Les réformes de Matteo Renzi font descendre les Italiens dans la rue
Une grève générale de huit heures a été lancée, vendredi, par plusieurs syndicats. Ils dénoncent les réformes économiques et sociales menées par le président du Conseil italien.
L'Italie s'est arrêtée de tourner. Ecoles, transports, fonctionnaires, pompiers... La grève générale a duré pendant huit heures dans la péninsule, vendredi 12 décembre, avec toutefois un service minimum. Quelque 50 000 personnes ont ainsi défilé à Milan, selon les organisations syndicales, 70 000 à Turin, 40 000 à Rome ou 50 000 à Naples. Au total, les manifestations se sont déroulées dans une cinquantaine de villes.
A la fin octobre, déjà, des centaines de milliers de personnes étaient descendues dans la rue pour dénoncer la réforme du marché du travail engagée par le gouvernement du président du Conseil Matteo Renzi. Même si ce texte, qui doit lever les freins à l'embauche et relancer l'emploi, alors que le pays souffre d'un taux de chômage catastrophique, notamment chez les jeunes (plus de 43%), a été adopté depuis, la colère demeure. Tout au long de la journée, les manifestants ont souvent raillé "Renzinocchio" (un jeu de mots entre Renzi et Pinocchio), l'homme des paroles et des mensonges. Avec un seul mot d'ordre : "Non va cosi" ("Comme ça, c'est pas bon").
Un "Jobs Act" qui hérisse le poil des syndicats
Comme le précise La Repubblica (en italien), il existe actuellement plus d'une quarantaine de contrats de travail. Le "Jobs Act" porté par Matteo Renzi met donc en place un contrat unique à temps indéterminé, accompagné d'incitations fiscales pour l'employeur. Ces nouveaux contrats fonctionnent sur le principe d'une "protection croissante" au fil du temps. L'employeur peut facilement licencier sa recrue pendant les trois premières années, mais cela devient ensuite plus compliqué et plus coûteux. De quoi hérisser le poil des syndicats.
La réforme contient un autre point de crispation, puisqu'elle supprime l'article 18 du Code du travail (en italien). Un texte important aux yeux des salariés puisqu'il les protège contre les licenciements abusifs, en leur offrant la possibilité de déposer un recours en justice pour obtenir leur réintégration.

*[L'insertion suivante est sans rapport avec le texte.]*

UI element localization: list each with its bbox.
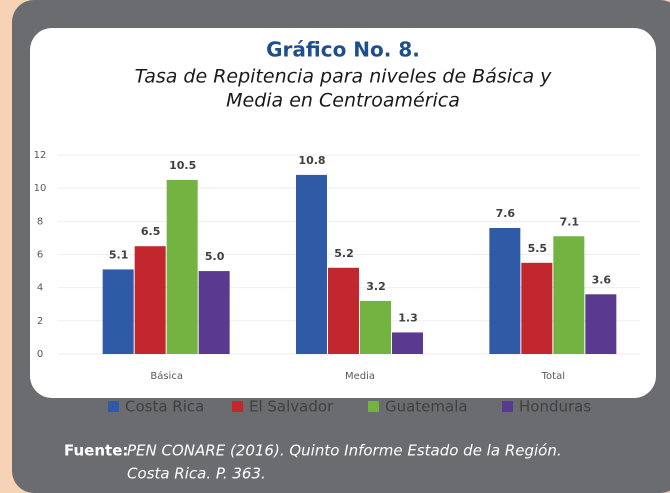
source-label: Fuente: [64, 442, 128, 460]
data-label: 7.1 [560, 215, 580, 228]
data-label: 10.5 [169, 159, 196, 172]
y-tick-label: 0 [37, 349, 43, 360]
y-tick-label: 10 [34, 183, 47, 194]
y-tick-label: 6 [37, 250, 43, 261]
bar [553, 236, 585, 354]
bar [489, 227, 521, 354]
bar [392, 332, 423, 354]
data-label: 3.6 [592, 273, 612, 286]
source-text: PEN CONARE (2016). Quinto Informe Estado… [127, 442, 562, 460]
legend-label: Honduras [519, 398, 591, 416]
chart-subtitle: Tasa de Repitencia para niveles de Básic… [135, 66, 553, 88]
chart-subtitle: Media en Centroamérica [226, 90, 460, 112]
data-label: 5.0 [205, 250, 225, 263]
x-tick-label: Media [345, 371, 375, 382]
y-tick-label: 4 [37, 283, 43, 294]
data-label: 5.2 [334, 247, 354, 260]
bar [198, 271, 230, 354]
legend-label: El Salvador [249, 398, 334, 416]
data-label: 5.5 [528, 242, 548, 255]
y-tick-label: 12 [34, 150, 47, 161]
x-tick-label: Básica [150, 370, 183, 382]
legend-label: Guatemala [385, 398, 468, 416]
x-tick-label: Total [541, 371, 565, 382]
data-label: 7.6 [496, 207, 516, 220]
bar [328, 267, 359, 354]
bar [102, 269, 134, 354]
bar [360, 300, 391, 354]
y-tick-label: 2 [37, 316, 43, 327]
data-label: 6.5 [141, 225, 161, 238]
data-label: 3.2 [366, 280, 386, 293]
chart-title: Gráfico No. 8. [266, 38, 420, 62]
source-text: Costa Rica. P. 363. [127, 465, 266, 483]
legend-swatch [502, 401, 513, 412]
bar [521, 262, 553, 354]
bar [166, 179, 198, 354]
data-label: 10.8 [298, 154, 325, 167]
legend-swatch [368, 401, 379, 412]
legend-label: Costa Rica [125, 398, 204, 416]
bar [134, 246, 166, 354]
legend-swatch [108, 401, 119, 412]
data-label: 1.3 [398, 311, 418, 324]
data-label: 5.1 [109, 248, 129, 261]
bar [585, 294, 617, 354]
bar [296, 174, 327, 354]
y-tick-label: 8 [37, 216, 43, 227]
legend-swatch [232, 401, 243, 412]
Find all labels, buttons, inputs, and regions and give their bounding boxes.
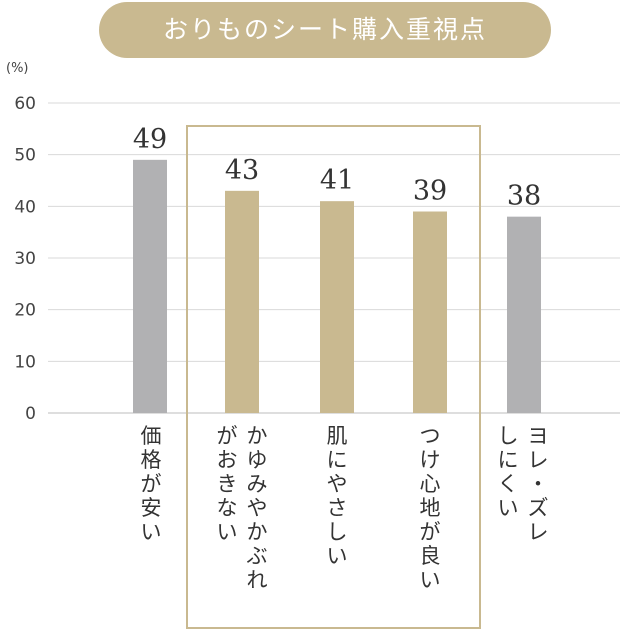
category-label: ヨレ・ズレ [528, 424, 549, 544]
y-tick-label: 20 [14, 301, 36, 321]
bar [507, 216, 541, 413]
y-tick-label: 50 [14, 146, 36, 166]
data-label: 41 [320, 165, 354, 196]
data-label: 38 [507, 181, 541, 212]
bar [413, 211, 447, 413]
category-label: かゆみやかぶれ [247, 424, 268, 592]
y-tick-label: 60 [14, 94, 36, 114]
data-label: 43 [225, 155, 259, 186]
category-label: つけ心地が良い [420, 424, 441, 592]
unit-label: (%) [6, 61, 29, 76]
highlight-box [186, 125, 481, 629]
y-tick-label: 0 [25, 404, 36, 424]
data-label: 49 [133, 124, 167, 155]
category-label: 肌にやさしい [327, 424, 348, 568]
y-tick-label: 10 [14, 352, 36, 372]
y-tick-label: 30 [14, 249, 36, 269]
data-labels: 49 43 41 39 38 [133, 124, 541, 212]
data-label: 39 [413, 176, 447, 207]
chart-title: おりものシート購入重視点 [99, 2, 551, 58]
y-tick-label: 40 [14, 197, 36, 217]
bar [133, 159, 167, 413]
category-label: しにくい [498, 424, 519, 520]
category-label: 価格が安い [141, 424, 162, 544]
category-label: がおきない [217, 424, 238, 544]
bar [320, 201, 354, 413]
bar [225, 190, 259, 413]
bars [133, 159, 541, 413]
y-axis: 0 10 20 30 40 50 60 [14, 94, 36, 424]
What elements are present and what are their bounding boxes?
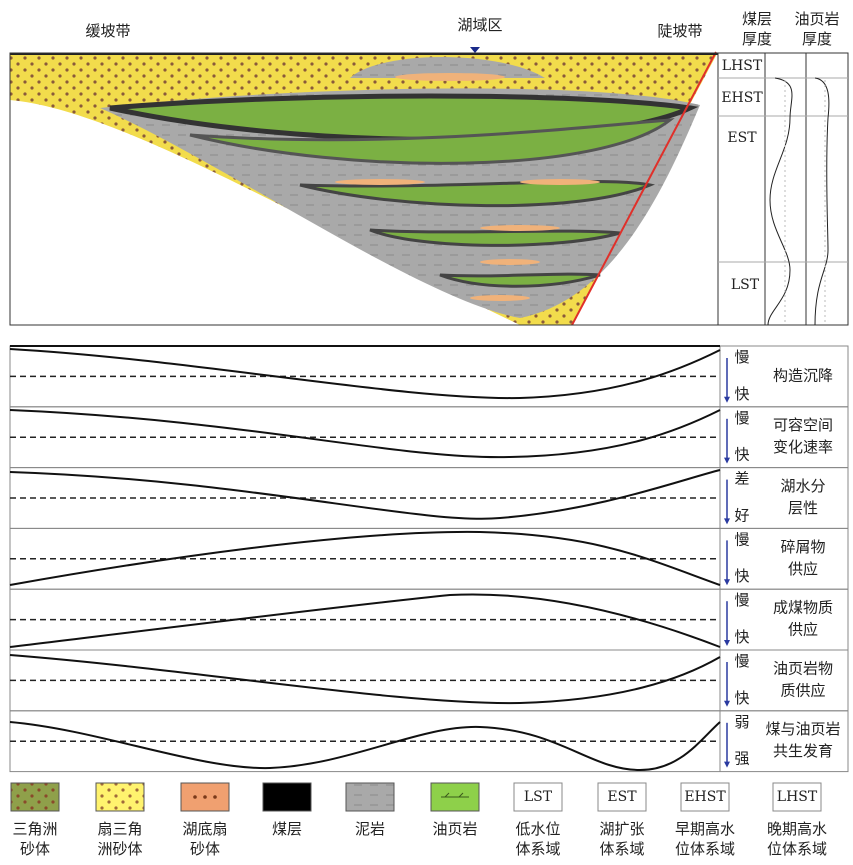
arrow-head: [724, 701, 730, 707]
scale-top: 慢: [734, 348, 749, 366]
scale-top: 慢: [734, 530, 749, 548]
tract: EST: [727, 130, 757, 146]
legend-dot: [213, 795, 217, 799]
arrow-head: [724, 579, 730, 585]
cross-section: [10, 47, 718, 325]
row-label: 湖水分: [780, 477, 825, 495]
legend-code: EHST: [684, 789, 726, 805]
column-title: 厚度: [742, 30, 772, 48]
scale-bottom: 强: [734, 750, 749, 768]
scale-top: 慢: [734, 591, 749, 609]
legend-label: 体系域: [515, 840, 560, 858]
zone: 缓坡带: [85, 22, 130, 40]
scale-top: 慢: [734, 652, 749, 670]
trend-curve: [10, 722, 720, 770]
scale-top: 差: [734, 470, 749, 488]
row-label: 油页岩物: [773, 659, 833, 677]
legend-swatch: [96, 783, 144, 811]
legend-swatch: [11, 783, 59, 811]
row-label: 供应: [788, 621, 818, 639]
arrow-head: [724, 640, 730, 646]
row-label: 供应: [788, 560, 818, 578]
row-label: 质供应: [780, 681, 825, 699]
column-title: 厚度: [802, 30, 832, 48]
legend-label: 湖底扇: [182, 820, 227, 838]
legend-dot: [203, 795, 207, 799]
legend-label: 三角洲: [12, 820, 57, 838]
row-label: 成煤物质: [773, 599, 833, 617]
trend-curve: [10, 470, 720, 519]
legend-dot: [193, 795, 197, 799]
legend-label: 位体系域: [767, 840, 827, 858]
arrow-head: [724, 762, 730, 768]
scale-bottom: 快: [734, 689, 749, 707]
column-title: 油页岩: [794, 10, 839, 28]
column-title: 煤层: [742, 10, 772, 28]
trend-curve: [10, 655, 720, 703]
scale-top: 弱: [734, 713, 749, 731]
row-label: 共生发育: [773, 742, 833, 760]
row-label: 变化速率: [773, 438, 833, 456]
tract: LST: [731, 277, 760, 293]
trend-curve: [10, 349, 720, 398]
scale-bottom: 快: [734, 446, 749, 464]
legend-label: 位体系域: [675, 840, 735, 858]
legend-label: 扇三角: [97, 820, 142, 838]
row-label: 碎屑物: [780, 538, 825, 556]
arrow-head: [724, 458, 730, 464]
legend-label: 低水位: [515, 820, 560, 838]
diagram: 缓坡带 湖域区 陡坡带 煤层 厚度 油页岩 厚度 LHST EHST EST L…: [0, 0, 853, 861]
row-label: 构造沉降: [773, 366, 833, 384]
trend-curve: [10, 594, 720, 647]
tract: LHST: [722, 58, 763, 74]
legend-label: 砂体: [190, 840, 220, 858]
scale-bottom: 快: [734, 385, 749, 403]
trend-curve: [10, 410, 720, 457]
legend-label: 洲砂体: [97, 840, 142, 858]
legend-code: LHST: [777, 789, 818, 805]
legend-label: 早期高水: [675, 820, 735, 838]
arrow-head: [724, 397, 730, 403]
tract: EHST: [721, 90, 763, 106]
row-label: 可容空间: [773, 416, 833, 434]
legend-code: EST: [607, 789, 637, 805]
scale-bottom: 快: [734, 567, 749, 585]
zone: 陡坡带: [657, 22, 702, 40]
legend-label: 煤层: [272, 820, 302, 838]
scale-bottom: 好: [734, 506, 749, 524]
legend-code: LST: [524, 789, 553, 805]
legend-swatch: [263, 783, 311, 811]
legend-label: 油页岩: [432, 820, 477, 838]
legend-label: 体系域: [599, 840, 644, 858]
scale-bottom: 快: [734, 628, 749, 646]
row-label: 煤与油页岩: [765, 720, 840, 738]
arrow-head: [724, 518, 730, 524]
legend-label: 砂体: [20, 840, 50, 858]
scale-top: 慢: [734, 409, 749, 427]
trend-panels: 慢快构造沉降慢快可容空间变化速率差好湖水分层性慢快碎屑物供应慢快成煤物质供应慢快…: [10, 346, 848, 772]
legend-swatch: [346, 783, 394, 811]
zone: 湖域区: [457, 16, 502, 34]
row-label: 层性: [788, 499, 818, 517]
legend-label: 湖扩张: [599, 820, 644, 838]
legend-label: 晚期高水: [767, 820, 827, 838]
legend-label: 泥岩: [355, 820, 385, 838]
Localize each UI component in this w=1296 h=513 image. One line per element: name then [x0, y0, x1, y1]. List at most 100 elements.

Matteo Renzi a promis de plancher sur des exceptions, comme les licenciements économiques. Reste à connaître sa définition. Tout un symbole, quand on se souvient que Silvio Berlusconi lui-même avait dû renoncer à ce projet, quand plusieurs millions de personnes étaient descendues dans la rue, en 2002.
En contrepartie de cette flexibilité, le gouvernement prévoit la création d'une nouvelle indemnité-chômage, la Naspi, financée grâce à la baisse attendue du chômage. Pour y prétendre, il faut avoir travaillé au moins trois mois dans la dernière année de travail, ce qui représente une grande nouveauté. Quelque 400 000 Italiens supplémentaires sans aucun revenu pourraient ainsi bénéficier de cette nouvelle indemnité, selon les calculs du ministère de l'Economie italien.
Matteo Renzi face à ses frondeurs
Face à ces profondes réformes, les syndicats accusent le président du Conseil de les avoir oubliés. La secrétaire générale de la Confédération générale italienne du travail (CGIL), Susanna Camusso, estime, dans La Repubblica (en italien), que le gouvernement a pris "une gravissime décision unilatérale". Il faut dire que Matteo Renzi est du genre fonceur. Comme le précise Le Monde, il a bâclé en 30 minutes sa seule rencontre avec les syndicats, début octobre.
Et puis, les syndicats ne croient pas au pari du gouvernement. Susanna Camusso estime ainsi que la réforme "ne réduit pas la précarité, mais bien les droits et les protections" des salariés, tout en "encourageant les licenciements". En effet, comme l'explique le député Cesare Damiano, pourtant membre du Parti démocrate tout comme Matteo Renzi, beaucoup redoutent un effet d'aubaine chez les employeurs : "L'indemnisation en cas de licenciement doit être supérieure à la réduction des cotisations, sinon vous pourriez provoquer un comportement opportuniste chez certaines entreprises."
Enfin, à l'image de François Hollande, le président du Conseil doit, lui aussi, faire face à ses frondeurs. Le texte a été adopté de haute lutte (en italien), le 3 décembre, après un deuxième vote de confiance au Sénat. Comme Manuel Valls, le président du Conseil italien tente donc d'imposer des réformes qui heurtent la frange gauche de sa majorité. Le "Jobs Act" a "été traduit immédiatement par les conseillers de Manuel Valls et étudié ligne par ligne", expliquait le spécialiste de l'Italie Marc Lazar au JDD.